En revanche, dans la vie, on le sait, rien n’est éternel. “Un twink de 30 ans perd selon moi de son intérêt sexuel s’il est toujours célibataire” regrette Yannick. C’est ce qu’on appelle la twink death, ou “le moment où un twink cesse d’être twink nous explique Isaac. “Ça peut arriver pour plusieurs raisons, par exemple l’âge ou une forme de masculinisation par la prise de masse.”

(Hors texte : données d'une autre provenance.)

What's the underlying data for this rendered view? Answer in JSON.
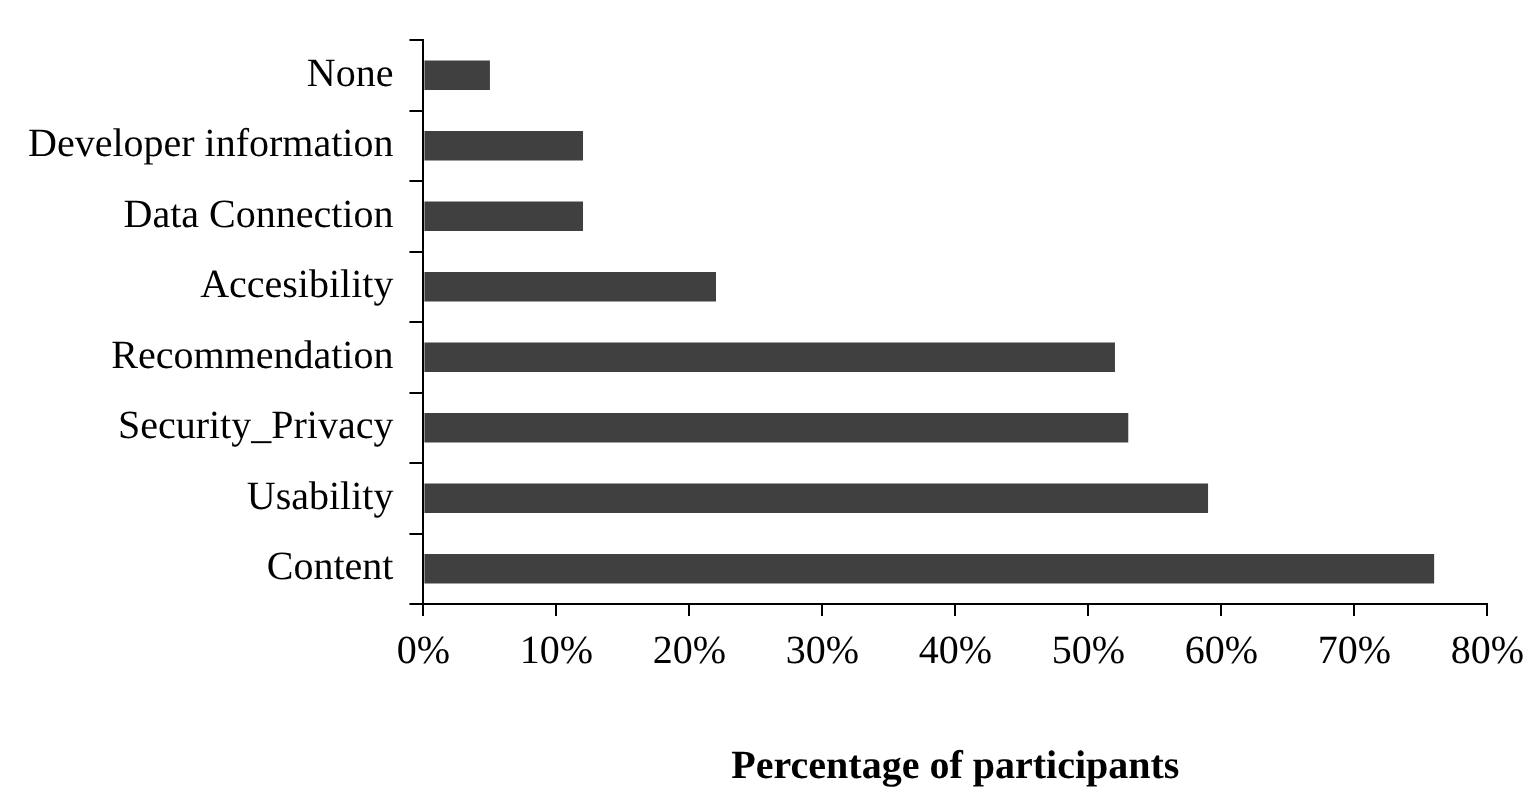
{
  "chart_data": {
    "type": "bar",
    "orientation": "horizontal",
    "xlabel": "Percentage of participants",
    "categories": [
      "None",
      "Developer information",
      "Data Connection",
      "Accesibility",
      "Recommendation",
      "Security_Privacy",
      "Usability",
      "Content"
    ],
    "values": [
      5,
      12,
      12,
      22,
      52,
      53,
      59,
      76
    ],
    "color": "#404040",
    "xlim": [
      0,
      80
    ],
    "xticks": [
      {
        "value": 0,
        "label": "0%"
      },
      {
        "value": 10,
        "label": "10%"
      },
      {
        "value": 20,
        "label": "20%"
      },
      {
        "value": 30,
        "label": "30%"
      },
      {
        "value": 40,
        "label": "40%"
      },
      {
        "value": 50,
        "label": "50%"
      },
      {
        "value": 60,
        "label": "60%"
      },
      {
        "value": 70,
        "label": "70%"
      },
      {
        "value": 80,
        "label": "80%"
      }
    ],
    "grid": false,
    "legend": false
  }
}
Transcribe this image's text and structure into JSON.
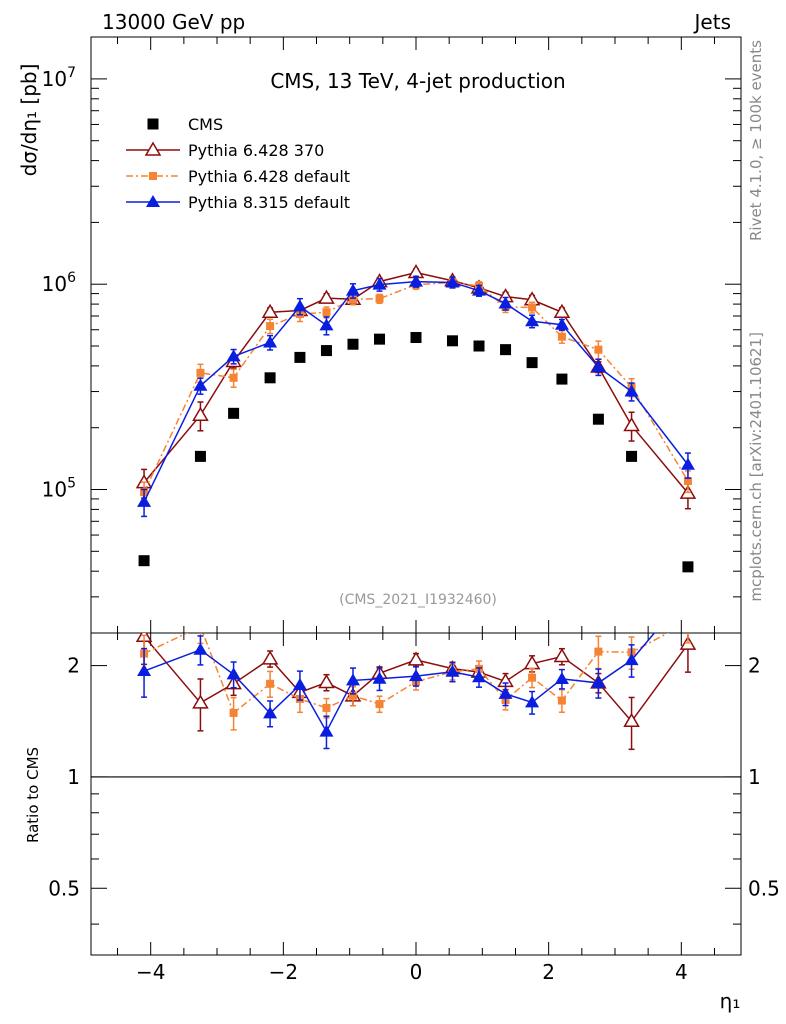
{
  "header": {
    "left": "13000 GeV pp",
    "right": "Jets"
  },
  "side_notes": {
    "rivet": "Rivet 4.1.0, ≥ 100k events",
    "mcplots": "mcplots.cern.ch [arXiv:2401.10621]"
  },
  "chart_data": {
    "type": "scatter",
    "title": "CMS, 13 TeV, 4-jet production",
    "analysis_tag": "(CMS_2021_I1932460)",
    "ylabel_main": "dσ/dη₁ [pb]",
    "ylabel_ratio": "Ratio to CMS",
    "xlabel": "η₁",
    "xlim": [
      -4.9,
      4.9
    ],
    "ylim": [
      20000,
      16000000
    ],
    "ratio_ylim": [
      0.33,
      2.45
    ],
    "x_ticks": [
      "−4",
      "−2",
      "0",
      "2",
      "4"
    ],
    "y_ticks": [
      "10^5",
      "10^6",
      "10^7"
    ],
    "ratio_ticks": [
      "0.5",
      "1",
      "2"
    ],
    "x": [
      -4.1,
      -3.25,
      -2.75,
      -2.2,
      -1.75,
      -1.35,
      -0.95,
      -0.55,
      0.0,
      0.55,
      0.95,
      1.35,
      1.75,
      2.2,
      2.75,
      3.25,
      4.1
    ],
    "series": [
      {
        "name": "CMS",
        "color": "#000000",
        "marker": "square",
        "line": "none",
        "values": [
          45000,
          145000,
          235000,
          350000,
          440000,
          475000,
          510000,
          540000,
          550000,
          530000,
          500000,
          480000,
          415000,
          345000,
          220000,
          145000,
          42000
        ],
        "err_rel": []
      },
      {
        "name": "Pythia 6.428 370",
        "color": "#8b0d0d",
        "marker": "triangle-open",
        "line": "solid",
        "values": [
          108000,
          230000,
          420000,
          730000,
          745000,
          855000,
          845000,
          1030000,
          1140000,
          1040000,
          960000,
          870000,
          840000,
          730000,
          395000,
          205000,
          96000
        ],
        "err_rel": [
          0.16,
          0.16,
          0.07,
          0.05,
          0.05,
          0.05,
          0.06,
          0.04,
          0.04,
          0.04,
          0.04,
          0.05,
          0.05,
          0.05,
          0.06,
          0.16,
          0.16
        ]
      },
      {
        "name": "Pythia 6.428 default",
        "color": "#f58334",
        "marker": "square",
        "line": "dashdot",
        "values": [
          97000,
          370000,
          350000,
          625000,
          715000,
          730000,
          845000,
          850000,
          995000,
          1020000,
          980000,
          775000,
          770000,
          555000,
          480000,
          315000,
          110000
        ],
        "err_rel": [
          0.12,
          0.1,
          0.1,
          0.08,
          0.08,
          0.06,
          0.06,
          0.05,
          0.05,
          0.05,
          0.05,
          0.06,
          0.06,
          0.07,
          0.1,
          0.1,
          0.12
        ]
      },
      {
        "name": "Pythia 8.315 default",
        "color": "#0a1ee0",
        "marker": "triangle",
        "line": "solid",
        "values": [
          87000,
          320000,
          445000,
          520000,
          780000,
          630000,
          930000,
          995000,
          1030000,
          1020000,
          930000,
          805000,
          660000,
          635000,
          395000,
          300000,
          132000
        ],
        "err_rel": [
          0.15,
          0.09,
          0.08,
          0.08,
          0.09,
          0.1,
          0.08,
          0.07,
          0.06,
          0.06,
          0.06,
          0.07,
          0.07,
          0.06,
          0.09,
          0.1,
          0.14
        ]
      }
    ]
  }
}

Heureusement, il existerait une vie après la twink death, à condition de changer de corps, pour devenir un twunk — contraction des mots twink et hunk, qualifiant un homme viril conforme aux modèles de masculinité. “Elle me faisait peur il y a un temps” nous partage Isaac, “mais ça n’est plus le cas depuis que je me suis mis à la salle et que j’observe des résultats. Je pense que si je continue comme ça, j’ai de sérieuses chances de “survivre” à ma twink death, à savoir rester attirant, car je deviendrai un twunk, et un jour peut-être deviendrai-je même un hunk ?” Amen.